Le trône des Poissons ouvre la douzième position et oriente le regard vers l’aluminium dissous dans les eaux océaniques et fluviales. Depuis ce siège, l’Aluminium se révèle comme un ion qui circule à l’état de traces entre terre et mer, comme l’élément qui se dissout depuis les roches érodées et voyage par les rivières vers les océans. Ce qui s’est blindé, minéralisé, a transmis l’énergie, préservé les aliments, reflété la lumière, s’est raffiné techniquement, équilibré en cycles, transformé par la toxicité, s’est étendu géologiquement, s’est édifié industriellement et a innové technologiquement trouve maintenant son intégration dans le grand tout aqueux planétaire. L’Aluminium dissous dans l’eau douce atteint des concentrations de 0,001 à 0,5 mg/L. Chaque ion s’écoule des montagnes vers les mers. Chaque molécule se rend au cycle éternel de l’eau planétaire.

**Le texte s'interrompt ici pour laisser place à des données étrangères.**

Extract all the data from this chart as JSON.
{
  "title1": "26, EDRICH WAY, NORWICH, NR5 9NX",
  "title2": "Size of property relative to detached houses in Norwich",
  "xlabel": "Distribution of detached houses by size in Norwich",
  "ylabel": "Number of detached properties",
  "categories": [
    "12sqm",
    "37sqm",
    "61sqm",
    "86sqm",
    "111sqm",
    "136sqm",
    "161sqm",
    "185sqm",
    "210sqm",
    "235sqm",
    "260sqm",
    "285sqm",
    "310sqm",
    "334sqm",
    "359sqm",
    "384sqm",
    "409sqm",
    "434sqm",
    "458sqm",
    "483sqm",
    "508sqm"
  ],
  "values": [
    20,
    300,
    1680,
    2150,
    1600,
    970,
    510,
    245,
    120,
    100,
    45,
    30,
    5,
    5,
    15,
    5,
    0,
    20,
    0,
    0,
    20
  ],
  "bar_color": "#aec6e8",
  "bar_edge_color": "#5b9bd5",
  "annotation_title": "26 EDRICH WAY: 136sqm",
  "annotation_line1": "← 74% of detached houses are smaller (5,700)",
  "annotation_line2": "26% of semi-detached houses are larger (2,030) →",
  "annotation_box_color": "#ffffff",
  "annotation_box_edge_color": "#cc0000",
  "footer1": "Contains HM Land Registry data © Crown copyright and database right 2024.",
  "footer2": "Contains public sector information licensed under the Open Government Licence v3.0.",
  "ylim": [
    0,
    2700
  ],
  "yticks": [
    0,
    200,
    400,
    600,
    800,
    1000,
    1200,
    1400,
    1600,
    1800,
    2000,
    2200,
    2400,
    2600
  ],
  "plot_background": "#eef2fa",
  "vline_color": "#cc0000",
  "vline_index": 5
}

L’Aluminium habite le flux continu entre l’érosion des feldspaths et la déposition marine, le cycle d’échange entre géosphère et hydrosphère, l’unité avec l’océan planétaire dont il ne se sépare jamais véritablement. Observé depuis le trône des Poissons, le métal trouve une compassion pour le cycle complet, le mysticisme de la dissolution dans le tout biogéochimique et la capacité de s’abandonner au flux universel aqueux. La protection devient offrande hydrologique. La défense passive s’organise comme retour à l’eau primordiale. Excalibur calibre la particule lorsque l’esprit, l’émotion et le corps s’alignent dans un même axe d’unité aqueuse.
Une bougie s’allume devant toi comme reflet du centre. Sa flamme révèle l’état du métal protecteur intérieur et accompagne l’ajustement subtil de la particule. En soutenant le regard, la dissolution se complète et la douzième face de la pierre philosophale se polit. L’Aluminium est intégré. La roue ferme son cycle conscient.